When tackling first order linear differential equations, the integrating factor method comes as a powerful tool. It transforms a non-exact differential equation into an exact one, which can then be integrated with respect to time.
In our equation, \(\frac{dQ}{dt} + 0.1Q = 2\), it seems challenging at first to separate and integrate the terms involving \(Q\). This is where the integrating factor, a function of time, steps in. Calculated as
\(I(t) = e^{\int k dt}\),
this factor, when multiplied with each term of our original differential equation, allows us to rewrite the left side of the equation as a product rule derivative. Thus, the complex looking term
\(e^{0.1t}\frac{dQ}{dt} +0.1e^{0.1t} Q\)
becomes the derivative of \(e^{0.1t}Q\), which is much simpler to integrate. Upon integration, we obtain a general solution that includes an arbitrary constant \(C\). This constant is typically determined by an initial condition, such as the initial mass of the substance, but in problems like the one at hand, it becomes irrelevant when considering the long-term behavior of the system.

Exponential Decay Limit

Understanding the exponential decay limit is vital when discussing the long-term fate of a radioactive substance. Exponential decay describes a situation where a quantity decreases at a rate proportional to its current value, which is precisely what happens with radioactive substances. The most intriguing aspect of exponential decay is its limit as time approaches infinity.

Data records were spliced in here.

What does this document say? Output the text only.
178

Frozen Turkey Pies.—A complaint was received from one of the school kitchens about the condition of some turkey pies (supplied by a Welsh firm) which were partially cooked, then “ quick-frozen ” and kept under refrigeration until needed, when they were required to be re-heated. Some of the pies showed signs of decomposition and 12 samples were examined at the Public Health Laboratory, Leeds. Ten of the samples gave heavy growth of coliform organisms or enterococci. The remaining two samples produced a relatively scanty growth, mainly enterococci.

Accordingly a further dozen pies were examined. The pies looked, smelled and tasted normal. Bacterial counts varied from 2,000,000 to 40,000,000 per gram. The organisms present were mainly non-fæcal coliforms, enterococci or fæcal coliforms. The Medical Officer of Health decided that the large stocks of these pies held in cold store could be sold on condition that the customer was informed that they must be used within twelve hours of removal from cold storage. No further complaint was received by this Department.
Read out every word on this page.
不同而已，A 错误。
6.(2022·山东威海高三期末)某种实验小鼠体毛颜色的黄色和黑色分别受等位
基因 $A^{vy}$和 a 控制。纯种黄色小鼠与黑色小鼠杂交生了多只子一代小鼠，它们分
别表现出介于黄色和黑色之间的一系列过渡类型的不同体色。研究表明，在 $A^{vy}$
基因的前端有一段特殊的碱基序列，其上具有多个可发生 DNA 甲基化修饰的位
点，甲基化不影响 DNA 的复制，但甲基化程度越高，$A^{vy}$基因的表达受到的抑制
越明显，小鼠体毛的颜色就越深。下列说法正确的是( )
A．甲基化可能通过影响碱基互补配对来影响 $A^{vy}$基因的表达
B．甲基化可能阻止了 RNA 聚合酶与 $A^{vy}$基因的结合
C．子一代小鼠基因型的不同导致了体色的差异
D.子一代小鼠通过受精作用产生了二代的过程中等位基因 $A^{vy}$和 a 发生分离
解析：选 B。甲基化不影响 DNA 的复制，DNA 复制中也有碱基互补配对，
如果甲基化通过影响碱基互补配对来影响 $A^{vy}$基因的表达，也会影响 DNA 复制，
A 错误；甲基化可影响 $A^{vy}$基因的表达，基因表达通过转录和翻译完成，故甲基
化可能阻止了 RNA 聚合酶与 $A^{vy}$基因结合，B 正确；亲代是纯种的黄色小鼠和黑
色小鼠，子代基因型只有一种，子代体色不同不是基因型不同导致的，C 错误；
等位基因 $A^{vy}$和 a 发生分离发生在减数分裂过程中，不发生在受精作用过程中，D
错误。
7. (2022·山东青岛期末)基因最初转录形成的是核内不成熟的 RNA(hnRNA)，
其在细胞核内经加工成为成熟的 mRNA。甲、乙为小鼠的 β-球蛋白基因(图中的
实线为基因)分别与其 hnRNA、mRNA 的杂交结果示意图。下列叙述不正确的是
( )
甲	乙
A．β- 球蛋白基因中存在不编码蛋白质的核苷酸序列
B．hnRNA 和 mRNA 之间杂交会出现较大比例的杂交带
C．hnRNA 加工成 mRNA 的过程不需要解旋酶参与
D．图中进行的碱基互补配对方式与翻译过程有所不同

In our example, we found that as \(t\) grows large, the term \(Ce^{-0.1t}\) in our solution \(Q(t) = \frac{20}{0.1} + Ce^{-0.1t}\) shrinks to zero. Why is that? The exponential function \(e^{-kt}\) decreases very rapidly as \(t\) increases because \( -kt \) becomes increasingly negative, driving the value of the exponential closer to zero. This is why, despite any initial mass, the eventual mass of the substance is unaffected by the starting amount and stabilizes at a fixed value as time goes on.
With this in mind, students should realize the importance of the exponential decay limit concept in predicting the eventual behavior of many naturally decaying processes—whether that is radioactive decay, cooling of an object, or even depreciation of assets over time.